- Education: Johns Hopkins University (PhD)
- Scientific career
- Fields: Cell biology
- Workplaces: University of Texas at San Antonio
- Website: Hsieh Lab

= Jenny Hsieh =

American cell biologist

Jenny Hsieh is an American cell biologist and Semmes Foundation professor at the University of Texas at San Antonio (UTSA). Her work focuses on epilepsy and stem cell biology.

== Education ==
Hsieh received her PhD from Johns Hopkins University, where she worked with Andrew Fire. In 2005, Hsieh completed a postdoctoral fellowship with Fred Gage at the Salk Institute.

== Career ==

Hsieh was a professor at the University of Texas Southwestern Medical Center from 2006 to 2018, when she moved to the University of Texas at San Antonio (UTSA). At UTSA, Hsieh holds the Semmes Foundation Chair in Cell Biology, and is the founding director of the UTSA Brain Health Consortium, a program to connect brain researchers across disciplines.

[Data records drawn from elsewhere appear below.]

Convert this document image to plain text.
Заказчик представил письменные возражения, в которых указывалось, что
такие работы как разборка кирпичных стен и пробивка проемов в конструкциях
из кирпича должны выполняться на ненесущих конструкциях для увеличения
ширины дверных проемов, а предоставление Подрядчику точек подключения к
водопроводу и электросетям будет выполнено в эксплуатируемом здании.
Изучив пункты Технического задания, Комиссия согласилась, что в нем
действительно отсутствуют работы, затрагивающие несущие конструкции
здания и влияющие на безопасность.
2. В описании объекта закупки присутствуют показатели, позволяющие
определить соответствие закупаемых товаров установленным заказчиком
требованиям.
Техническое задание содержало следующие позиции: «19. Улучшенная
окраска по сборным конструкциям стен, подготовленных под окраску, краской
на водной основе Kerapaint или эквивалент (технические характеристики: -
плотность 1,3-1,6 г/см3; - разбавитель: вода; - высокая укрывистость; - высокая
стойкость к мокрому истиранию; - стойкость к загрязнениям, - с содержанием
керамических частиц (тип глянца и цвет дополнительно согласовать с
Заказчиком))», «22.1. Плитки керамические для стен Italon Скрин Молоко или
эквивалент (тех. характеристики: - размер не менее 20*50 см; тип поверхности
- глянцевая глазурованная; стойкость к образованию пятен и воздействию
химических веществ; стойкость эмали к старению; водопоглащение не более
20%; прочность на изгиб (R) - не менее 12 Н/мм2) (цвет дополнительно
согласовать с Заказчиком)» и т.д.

Hsieh's research focuses on the use of induced pluripotent stem cells to create in vitro models of neurogenesis. She intends to use this to develop regenerative treatments for neurological disorders.

During the COVID-19 pandemic, Hsieh studied the potential for neural infection by SARS-CoV-2 using neural organoids. Her initial results, based on exposing neural organoids to the virus, suggested that infection of glia might be involved in neurological symptoms such as loss of taste or smell.